Four Santa Barbara bike projects are on the short list to receive a total of $15.5 million in state transportation grants designed to promote “active transit.” Recommended for funding is the Westside bikeway much debated as part of the City of Santa Barbara’s new Bicycle Master Plan and budgeted to cost $4.4 million to build. It includes a long cross-town bicycle boulevard running along Sola Street starting at Castillo Street. Another $2.7 million has been set aside for a series of Eastside bike thoroughfares ​— ​either green-striped bike lanes or bicycle boulevards ​— ​that will connect Alisos Street to Santa Barbara High School. Santa Barbara traffic planner Peter Brown said, once built, the new bikeways will allow cyclists to ride from Chino Street on the Westside to Alisos on the Eastside on designated bicycle routes.
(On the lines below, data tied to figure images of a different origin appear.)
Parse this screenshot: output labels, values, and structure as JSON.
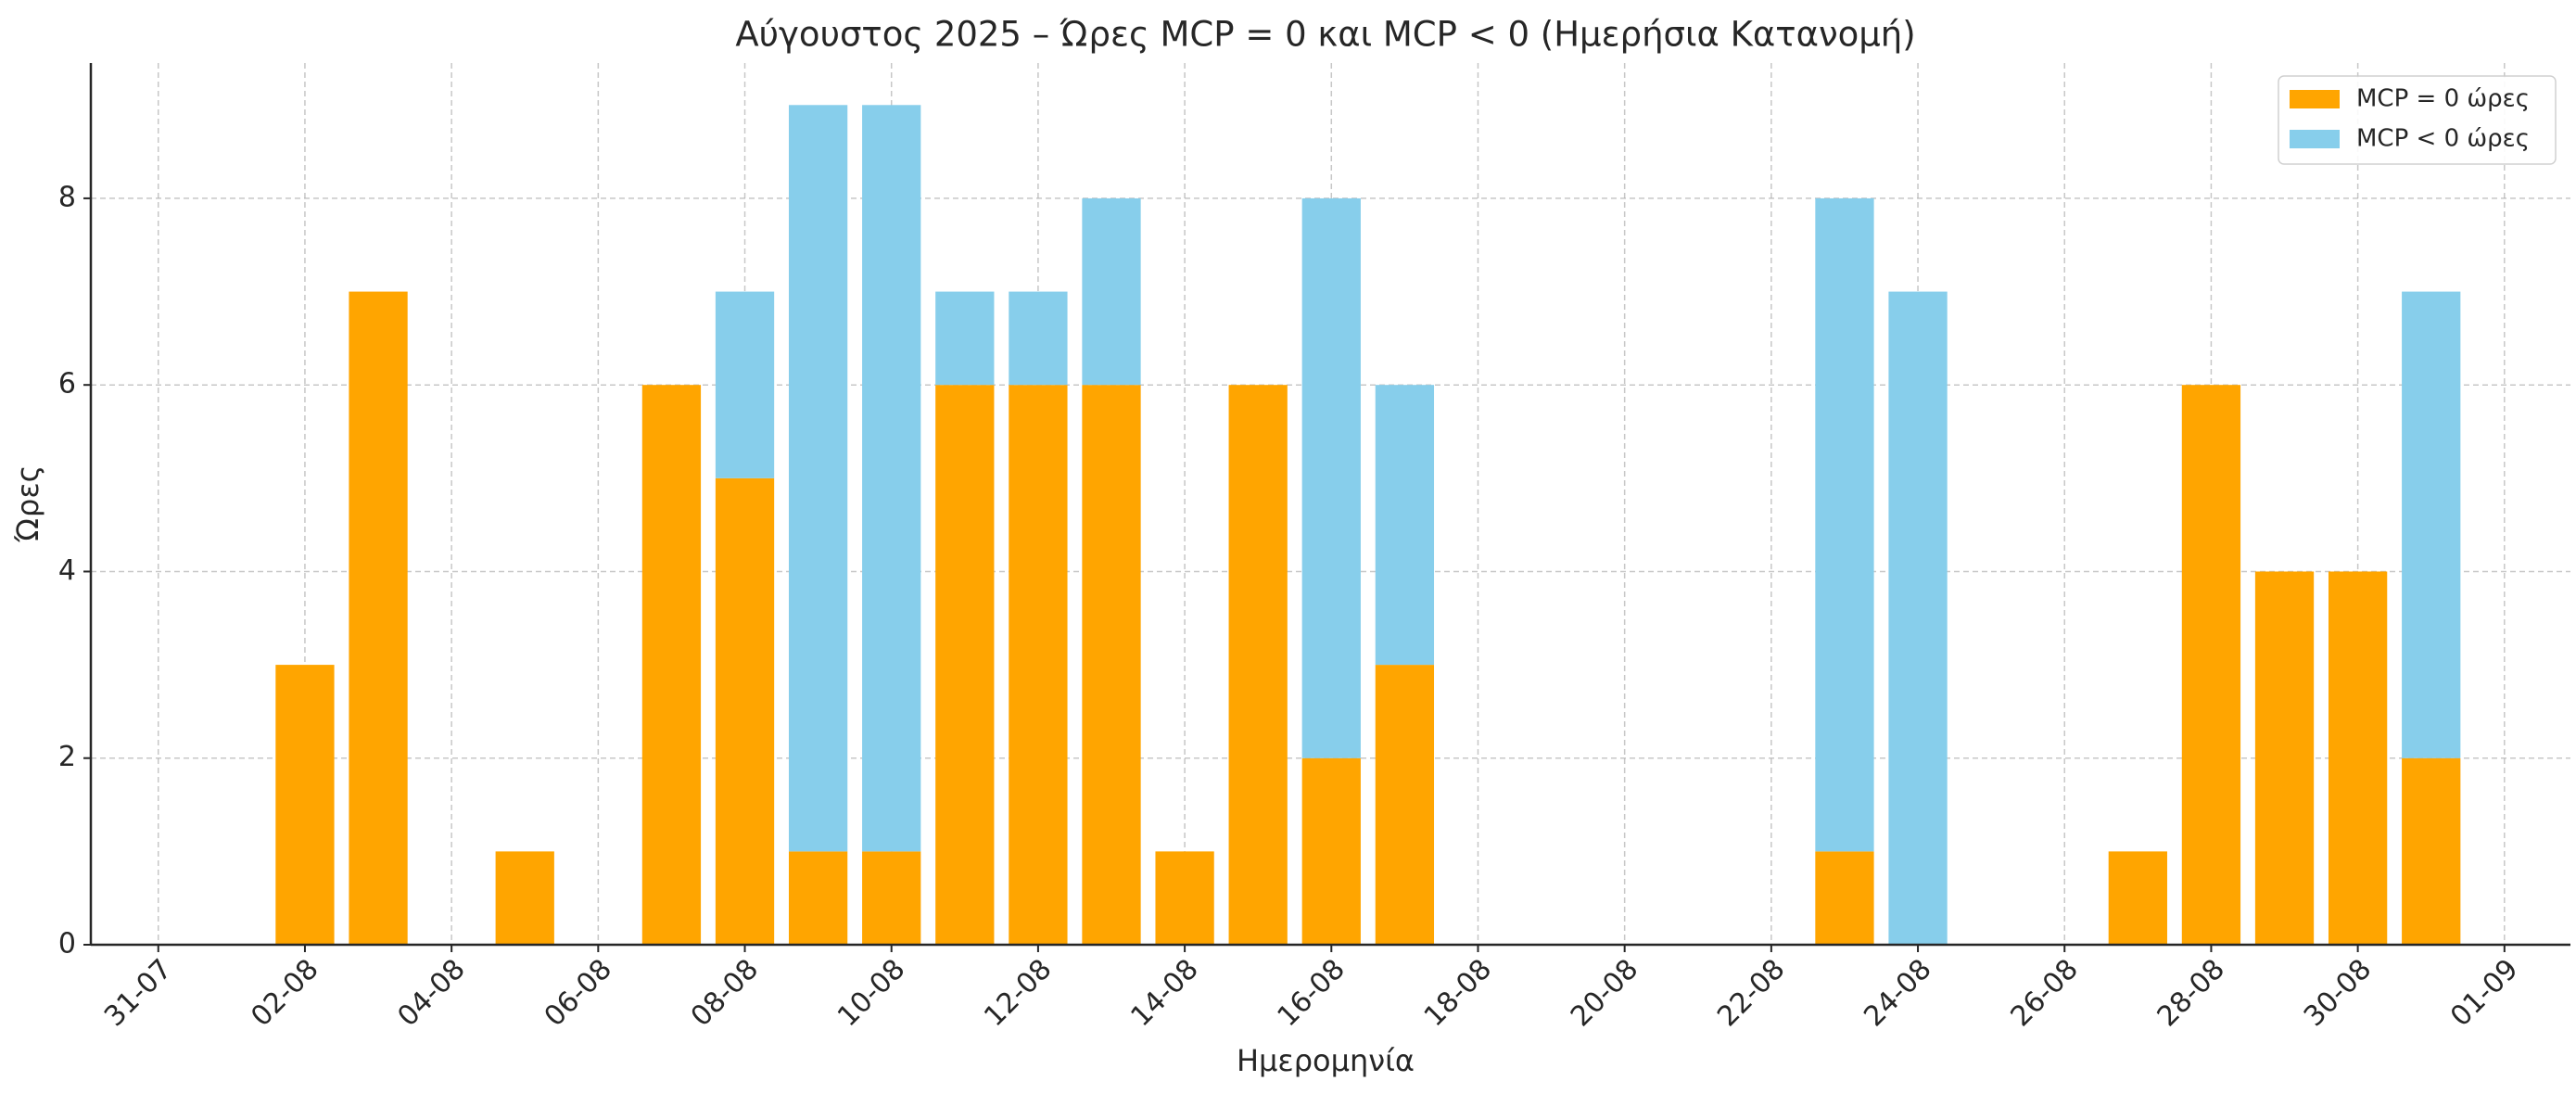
{
  "chart_data": {
    "type": "stacked-bar",
    "title": "Αύγουστος 2025 – Ώρες MCP = 0 και MCP < 0 (Ημερήσια Κατανομή)",
    "x_label": "Ημερομηνία",
    "y_label": "Ώρες",
    "x": [
      "01-08",
      "02-08",
      "03-08",
      "04-08",
      "05-08",
      "06-08",
      "07-08",
      "08-08",
      "09-08",
      "10-08",
      "11-08",
      "12-08",
      "13-08",
      "14-08",
      "15-08",
      "16-08",
      "17-08",
      "18-08",
      "19-08",
      "20-08",
      "21-08",
      "22-08",
      "23-08",
      "24-08",
      "25-08",
      "26-08",
      "27-08",
      "28-08",
      "29-08",
      "30-08",
      "31-08"
    ],
    "series": [
      {
        "name": "MCP = 0 ώρες",
        "color": "#ffa500",
        "values": [
          0,
          3,
          7,
          0,
          1,
          0,
          6,
          5,
          1,
          1,
          6,
          6,
          6,
          1,
          6,
          2,
          3,
          0,
          0,
          0,
          0,
          0,
          1,
          0,
          0,
          0,
          1,
          6,
          4,
          4,
          2
        ]
      },
      {
        "name": "MCP < 0 ώρες",
        "color": "#87ceeb",
        "values": [
          0,
          0,
          0,
          0,
          0,
          0,
          0,
          2,
          8,
          8,
          1,
          1,
          2,
          0,
          0,
          6,
          3,
          0,
          0,
          0,
          0,
          0,
          7,
          7,
          0,
          0,
          0,
          0,
          0,
          0,
          5
        ]
      }
    ],
    "xticks": [
      "31-07",
      "02-08",
      "04-08",
      "06-08",
      "08-08",
      "10-08",
      "12-08",
      "14-08",
      "16-08",
      "18-08",
      "20-08",
      "22-08",
      "24-08",
      "26-08",
      "28-08",
      "30-08",
      "01-09"
    ],
    "ylim": [
      0,
      9.45
    ],
    "yticks": [
      0,
      2,
      4,
      6,
      8
    ],
    "grid": true,
    "legend": "upper right"
  }
}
Plans for the Westside bikeway were the source of considerable late-night political melodrama at City Hall, engaging the focused energies and creative compromise of the Santa Barbara Bicycle Coalition and residents of Micheltorena Street upset at the prospect of losing 80 parking spaces. The Sola Street compromise ultimately agreed upon was predicated upon this grant funding. Competition for these funds was intense. Only 50 projects out of 456 applications were funded. In addition, another $6.8 million was set aside to build a bicycle lane connecting Rincon to Carpinteria Avenue. That bike lane was required by the California Coastal Commission as a mitigation for the two new freeway bridges that are necessary to accommodate the new and wider freeway.

Final approval for the grants takes place December 8. The funds become available in 2019, and construction would start the following year.